Charles Tatum, dean of the College of Humanities, spoke to a crowd of about 70 yesterday on the topic of becoming an HSI.

A Hispanic serving institution is defined by the U.S. Department of Education as "an institution that has at least 25 percent Hispanic full-time equivalent (FTE) enrollment, and of the Hispanic student enrollment, at least 50 percent are low income."

Making the UA an HSI has been a goal of President Pete Likins for more than a year.

The UA's objective is to raise the Hispanic student population from 14 percent to 25 percent within 10 years.

Tatum, who spoke at noon at the Gallagher Theatre in the Student Union Memorial Center, said the status of Latino education prior to the college level has significant room for improvement compared to other ethnic groups in Arizona.

He said that should be a motivating factor for the UA to become an HSI.

A university education is important in order for more Hispanics to obtain better jobs, Tatum said.

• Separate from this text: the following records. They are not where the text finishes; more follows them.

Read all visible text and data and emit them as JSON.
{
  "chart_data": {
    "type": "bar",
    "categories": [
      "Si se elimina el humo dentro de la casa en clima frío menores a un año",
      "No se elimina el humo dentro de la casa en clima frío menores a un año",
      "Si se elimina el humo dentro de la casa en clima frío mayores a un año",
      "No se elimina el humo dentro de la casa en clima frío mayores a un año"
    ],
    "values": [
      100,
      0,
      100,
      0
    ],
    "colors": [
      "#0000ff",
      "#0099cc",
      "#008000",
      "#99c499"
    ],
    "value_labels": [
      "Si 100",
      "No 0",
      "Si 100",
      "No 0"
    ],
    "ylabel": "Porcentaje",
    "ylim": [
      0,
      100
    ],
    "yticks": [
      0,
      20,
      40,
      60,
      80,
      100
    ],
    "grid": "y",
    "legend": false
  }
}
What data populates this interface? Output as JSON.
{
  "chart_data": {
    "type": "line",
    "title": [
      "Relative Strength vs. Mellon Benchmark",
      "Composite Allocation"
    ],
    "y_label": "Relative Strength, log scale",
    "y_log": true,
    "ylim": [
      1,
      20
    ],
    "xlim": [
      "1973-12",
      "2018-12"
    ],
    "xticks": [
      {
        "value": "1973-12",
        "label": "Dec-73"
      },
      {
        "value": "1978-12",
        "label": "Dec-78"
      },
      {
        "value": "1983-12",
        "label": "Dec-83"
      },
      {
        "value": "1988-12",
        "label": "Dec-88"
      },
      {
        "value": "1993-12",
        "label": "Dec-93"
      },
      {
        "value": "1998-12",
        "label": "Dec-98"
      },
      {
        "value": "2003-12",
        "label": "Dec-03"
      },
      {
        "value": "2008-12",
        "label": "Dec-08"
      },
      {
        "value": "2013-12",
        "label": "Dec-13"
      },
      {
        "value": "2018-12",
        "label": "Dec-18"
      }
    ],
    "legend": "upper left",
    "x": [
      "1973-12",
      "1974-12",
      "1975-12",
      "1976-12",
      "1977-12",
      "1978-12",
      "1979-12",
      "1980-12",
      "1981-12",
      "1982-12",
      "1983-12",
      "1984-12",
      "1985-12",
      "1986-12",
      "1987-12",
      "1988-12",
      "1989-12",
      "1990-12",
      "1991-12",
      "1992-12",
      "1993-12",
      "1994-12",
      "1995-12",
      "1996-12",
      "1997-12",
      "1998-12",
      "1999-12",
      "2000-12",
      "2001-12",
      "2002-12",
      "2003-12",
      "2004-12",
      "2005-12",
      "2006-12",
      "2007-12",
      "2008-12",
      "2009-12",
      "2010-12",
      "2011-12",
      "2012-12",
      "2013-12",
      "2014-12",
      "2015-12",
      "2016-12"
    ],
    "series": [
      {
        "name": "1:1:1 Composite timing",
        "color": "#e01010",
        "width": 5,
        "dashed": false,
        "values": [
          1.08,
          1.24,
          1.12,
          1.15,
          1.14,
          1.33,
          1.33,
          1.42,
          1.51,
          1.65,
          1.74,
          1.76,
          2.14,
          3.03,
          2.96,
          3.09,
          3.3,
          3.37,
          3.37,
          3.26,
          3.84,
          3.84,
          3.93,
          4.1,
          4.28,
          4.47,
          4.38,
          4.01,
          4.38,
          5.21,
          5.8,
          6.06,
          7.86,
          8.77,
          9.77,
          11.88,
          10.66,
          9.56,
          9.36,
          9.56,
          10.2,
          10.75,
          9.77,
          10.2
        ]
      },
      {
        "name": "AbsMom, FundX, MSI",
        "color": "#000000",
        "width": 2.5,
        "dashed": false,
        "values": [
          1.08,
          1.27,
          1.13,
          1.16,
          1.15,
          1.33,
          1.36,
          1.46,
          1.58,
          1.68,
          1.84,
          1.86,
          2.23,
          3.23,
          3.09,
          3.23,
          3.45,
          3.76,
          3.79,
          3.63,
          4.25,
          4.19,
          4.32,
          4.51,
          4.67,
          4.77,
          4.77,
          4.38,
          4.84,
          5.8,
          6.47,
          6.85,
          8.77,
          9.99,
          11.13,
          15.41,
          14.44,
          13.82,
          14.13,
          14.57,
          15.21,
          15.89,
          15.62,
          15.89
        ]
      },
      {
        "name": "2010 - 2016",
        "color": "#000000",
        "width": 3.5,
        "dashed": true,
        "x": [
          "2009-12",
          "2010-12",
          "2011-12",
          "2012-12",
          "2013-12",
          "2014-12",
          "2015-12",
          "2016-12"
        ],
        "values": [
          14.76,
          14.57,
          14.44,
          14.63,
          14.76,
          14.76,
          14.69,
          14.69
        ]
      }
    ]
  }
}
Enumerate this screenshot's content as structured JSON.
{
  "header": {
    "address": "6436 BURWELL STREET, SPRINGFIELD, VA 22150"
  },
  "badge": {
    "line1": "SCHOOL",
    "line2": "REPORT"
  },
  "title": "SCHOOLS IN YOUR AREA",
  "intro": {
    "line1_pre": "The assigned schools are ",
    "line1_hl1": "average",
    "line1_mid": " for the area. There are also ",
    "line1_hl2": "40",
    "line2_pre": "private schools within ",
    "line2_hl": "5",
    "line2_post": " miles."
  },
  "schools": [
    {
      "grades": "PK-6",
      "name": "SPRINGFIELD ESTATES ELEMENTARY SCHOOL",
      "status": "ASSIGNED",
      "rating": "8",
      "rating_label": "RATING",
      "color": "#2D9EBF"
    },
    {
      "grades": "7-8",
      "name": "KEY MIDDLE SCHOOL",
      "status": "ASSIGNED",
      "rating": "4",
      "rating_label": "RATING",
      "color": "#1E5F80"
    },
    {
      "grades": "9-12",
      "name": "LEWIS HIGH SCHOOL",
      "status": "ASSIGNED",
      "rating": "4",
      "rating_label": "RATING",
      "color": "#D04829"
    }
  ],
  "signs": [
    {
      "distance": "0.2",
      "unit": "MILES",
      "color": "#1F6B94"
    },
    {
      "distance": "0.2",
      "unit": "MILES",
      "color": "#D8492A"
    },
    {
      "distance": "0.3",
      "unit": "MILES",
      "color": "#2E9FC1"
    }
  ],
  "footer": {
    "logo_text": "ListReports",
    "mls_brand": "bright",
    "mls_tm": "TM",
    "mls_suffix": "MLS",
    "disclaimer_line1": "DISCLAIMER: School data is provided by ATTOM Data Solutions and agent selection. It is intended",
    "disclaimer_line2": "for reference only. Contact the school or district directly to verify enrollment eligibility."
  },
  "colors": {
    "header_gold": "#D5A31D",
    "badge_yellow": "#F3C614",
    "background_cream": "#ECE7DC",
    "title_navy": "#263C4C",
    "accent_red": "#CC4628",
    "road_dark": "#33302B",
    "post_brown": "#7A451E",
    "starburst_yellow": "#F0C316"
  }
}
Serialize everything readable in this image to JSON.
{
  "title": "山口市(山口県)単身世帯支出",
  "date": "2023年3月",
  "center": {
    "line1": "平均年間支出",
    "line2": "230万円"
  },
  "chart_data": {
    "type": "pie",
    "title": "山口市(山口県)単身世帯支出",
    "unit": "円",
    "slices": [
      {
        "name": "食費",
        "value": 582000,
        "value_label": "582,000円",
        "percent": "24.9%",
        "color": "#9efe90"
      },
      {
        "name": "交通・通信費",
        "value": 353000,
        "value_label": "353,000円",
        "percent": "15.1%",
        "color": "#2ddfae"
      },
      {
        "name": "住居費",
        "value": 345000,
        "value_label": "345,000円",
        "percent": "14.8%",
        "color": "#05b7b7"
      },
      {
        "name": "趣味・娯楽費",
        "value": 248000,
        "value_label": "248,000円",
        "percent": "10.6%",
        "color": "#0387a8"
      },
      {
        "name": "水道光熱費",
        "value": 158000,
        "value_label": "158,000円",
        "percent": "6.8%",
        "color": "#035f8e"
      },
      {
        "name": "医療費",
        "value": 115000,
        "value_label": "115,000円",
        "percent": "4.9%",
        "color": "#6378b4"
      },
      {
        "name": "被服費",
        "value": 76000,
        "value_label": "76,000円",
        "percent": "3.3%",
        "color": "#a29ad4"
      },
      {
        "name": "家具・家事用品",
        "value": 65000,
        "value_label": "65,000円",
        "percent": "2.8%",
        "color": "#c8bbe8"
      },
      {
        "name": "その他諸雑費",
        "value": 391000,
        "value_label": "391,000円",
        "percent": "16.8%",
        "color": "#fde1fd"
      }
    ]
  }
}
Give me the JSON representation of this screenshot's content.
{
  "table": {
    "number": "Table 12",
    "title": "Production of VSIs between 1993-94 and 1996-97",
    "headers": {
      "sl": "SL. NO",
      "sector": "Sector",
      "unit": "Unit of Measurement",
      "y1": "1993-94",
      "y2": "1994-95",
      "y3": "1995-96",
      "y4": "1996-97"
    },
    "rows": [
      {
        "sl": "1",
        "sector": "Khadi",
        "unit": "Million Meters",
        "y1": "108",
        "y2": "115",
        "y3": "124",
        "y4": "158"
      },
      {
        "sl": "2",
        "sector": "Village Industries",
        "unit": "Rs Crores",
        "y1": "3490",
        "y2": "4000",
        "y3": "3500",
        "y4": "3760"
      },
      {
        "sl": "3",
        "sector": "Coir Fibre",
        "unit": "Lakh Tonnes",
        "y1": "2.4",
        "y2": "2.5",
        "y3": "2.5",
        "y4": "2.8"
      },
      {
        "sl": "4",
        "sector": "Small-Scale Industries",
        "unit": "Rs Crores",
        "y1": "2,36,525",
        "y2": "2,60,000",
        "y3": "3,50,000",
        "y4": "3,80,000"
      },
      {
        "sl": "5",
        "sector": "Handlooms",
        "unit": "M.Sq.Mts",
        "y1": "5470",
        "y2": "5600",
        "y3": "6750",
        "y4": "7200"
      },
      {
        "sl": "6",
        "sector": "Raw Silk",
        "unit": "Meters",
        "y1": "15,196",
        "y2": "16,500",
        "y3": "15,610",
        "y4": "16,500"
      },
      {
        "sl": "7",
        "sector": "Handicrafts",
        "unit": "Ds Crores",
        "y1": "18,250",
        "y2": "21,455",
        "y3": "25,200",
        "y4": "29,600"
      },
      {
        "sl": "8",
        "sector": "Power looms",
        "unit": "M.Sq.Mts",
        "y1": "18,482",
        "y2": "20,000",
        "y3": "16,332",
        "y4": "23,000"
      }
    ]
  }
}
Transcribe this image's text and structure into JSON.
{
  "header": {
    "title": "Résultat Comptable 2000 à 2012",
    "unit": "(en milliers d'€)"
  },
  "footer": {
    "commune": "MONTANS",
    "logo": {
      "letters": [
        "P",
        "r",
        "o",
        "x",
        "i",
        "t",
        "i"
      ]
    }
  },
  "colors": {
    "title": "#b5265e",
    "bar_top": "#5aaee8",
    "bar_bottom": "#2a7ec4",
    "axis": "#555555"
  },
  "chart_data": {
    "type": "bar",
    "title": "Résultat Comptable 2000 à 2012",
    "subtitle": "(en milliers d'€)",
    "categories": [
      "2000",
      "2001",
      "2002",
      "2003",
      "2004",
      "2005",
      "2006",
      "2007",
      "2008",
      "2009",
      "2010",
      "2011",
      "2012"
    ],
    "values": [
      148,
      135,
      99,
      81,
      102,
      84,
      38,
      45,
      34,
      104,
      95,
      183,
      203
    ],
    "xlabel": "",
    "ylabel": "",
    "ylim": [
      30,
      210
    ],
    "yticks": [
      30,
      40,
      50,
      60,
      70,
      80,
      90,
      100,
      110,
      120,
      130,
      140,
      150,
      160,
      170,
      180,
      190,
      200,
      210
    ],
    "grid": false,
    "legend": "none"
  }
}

"The most attractive jobs and careers will require a college education. Those with the highest level of college degrees will have the most desirable jobs," he said.

According to the Arizona Department of Education, the annual high school dropout rate for Latino students is 15 percent, which is twice that of white students, Tatum said.

More than two-fifths of Latinos over the age of 25 in Arizona have not graduated from high school, Tatum said.

Tatum said one reason why there are not more Latino students at the UA is that many come from low-income families that tend to see college as a less realistic option.

"College is a whole mystified world that doesn't belong to them. We are trying to overcome that," Tatum said.

Raising the Hispanic enrollment would require a financial commitment from the UA, Tatum said.

"We must go beyond rhetoric to commitment," he said.

A major plan of action, which would require a commitment from the university, would be to start reaching out to the Hispanic community at levels of education prior to high school, Tatum said.

"The UA should be engaged at a much earlier age than high school," Tatum said.

One UA-funded project currently running in a few schools in the Sunnyside District of Tucson is the College Academy for Parents, Tatum said.

The plan places fifth graders and their parents in a program with semester-long orientations that clarify the college process. The program will "help parents understand expectations for college, improve communications with schools, and prepare students for a college education."

Latinos account for 25 percent of the population in Arizona, Tatum said.

"We will fall behind other states if Arizona fails to raise the level of education in within its Latino population," Tatum said. "We must renew our efforts to increase the number of Latino and other lower income minority groups at the UA."

Tatum's speech was the first of the Faculty Fellows Speaker Series put on by the Dean of Students' Office.